Bill Shorten needs to tell us this one thing

Here on Starts at 60 we read many comments about Tony Abbott’s performance, but it does lead us to one important question – if Tony Abbott wasn’t our PM, who would be?

Opposition leader Bill Shorten has a decent but not great approval rating and it could boil down to the fact that we don’t know what his agenda is. It’s common knowledge that Australian politics often consist of a lot of mud slinging instead of real conversations about what each party can provide us.

Yesterday, a call was made by Immigration Minister Peter Dutton for Bill Shorten to inform Australians of Labor’s position on asylum seekers and boat people.

“Bill Shorten demonstrated his complete inexperience when it comes to border protection and national security issues over recent days”, said Mr Dutton, implying that he thinks Mr Shorten’s recent response to the Manus Island protests was irresponsible.

In the press release from Mr Dutton, he also said that Mr Shorten’s calls for information to be released at sensitive times when operations were underway to end the protests were dangerous.

Mr Dutton said, “Mr Shorten must give a direct answer to a simple question.
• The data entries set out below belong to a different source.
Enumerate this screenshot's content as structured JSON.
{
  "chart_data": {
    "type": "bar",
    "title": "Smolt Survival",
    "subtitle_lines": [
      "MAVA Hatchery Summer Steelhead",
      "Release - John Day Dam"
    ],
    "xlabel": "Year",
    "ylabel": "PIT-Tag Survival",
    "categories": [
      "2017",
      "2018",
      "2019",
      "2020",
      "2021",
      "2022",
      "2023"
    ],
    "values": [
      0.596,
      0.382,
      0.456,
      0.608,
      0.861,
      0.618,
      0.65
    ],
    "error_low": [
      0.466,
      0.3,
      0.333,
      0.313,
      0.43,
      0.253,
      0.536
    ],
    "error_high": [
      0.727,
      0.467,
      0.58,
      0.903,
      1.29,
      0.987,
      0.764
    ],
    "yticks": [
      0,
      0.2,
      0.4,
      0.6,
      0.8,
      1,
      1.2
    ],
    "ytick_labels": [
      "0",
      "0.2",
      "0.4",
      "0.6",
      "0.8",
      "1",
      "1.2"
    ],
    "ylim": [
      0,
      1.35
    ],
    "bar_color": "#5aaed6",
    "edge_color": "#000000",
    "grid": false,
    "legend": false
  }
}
Does he support stopping the boats or is he another Kevin Rudd who will throw open the floodgates at the border?”

Tony Abbott was criticised but also praised by some for his hard line on asylum seekers who arrived by boat. One of his first jobs as PM was to turn back the boats and disallow anyone found from settling in Australia, instead being sent to detention in Manus Island in Papua New Guinea. Recent protests by detainees brought up the issue of border protection – so is it high time the Opposition Leader proposed a different plan?

Bill Shorten has remained tight-lipped on whether he supports the Liberal government’s tough measures or if he’d scrap it should he become PM in 2016.

It also comes down to what we Australians want in a PM and what our own views are. Do we show understanding to those who enter illegally via our waters and settle them here in Australia? Or do we either turn them around or process them for a life in Papua New Guinea? Do we take a humanitarian approach or is it more complicated than that?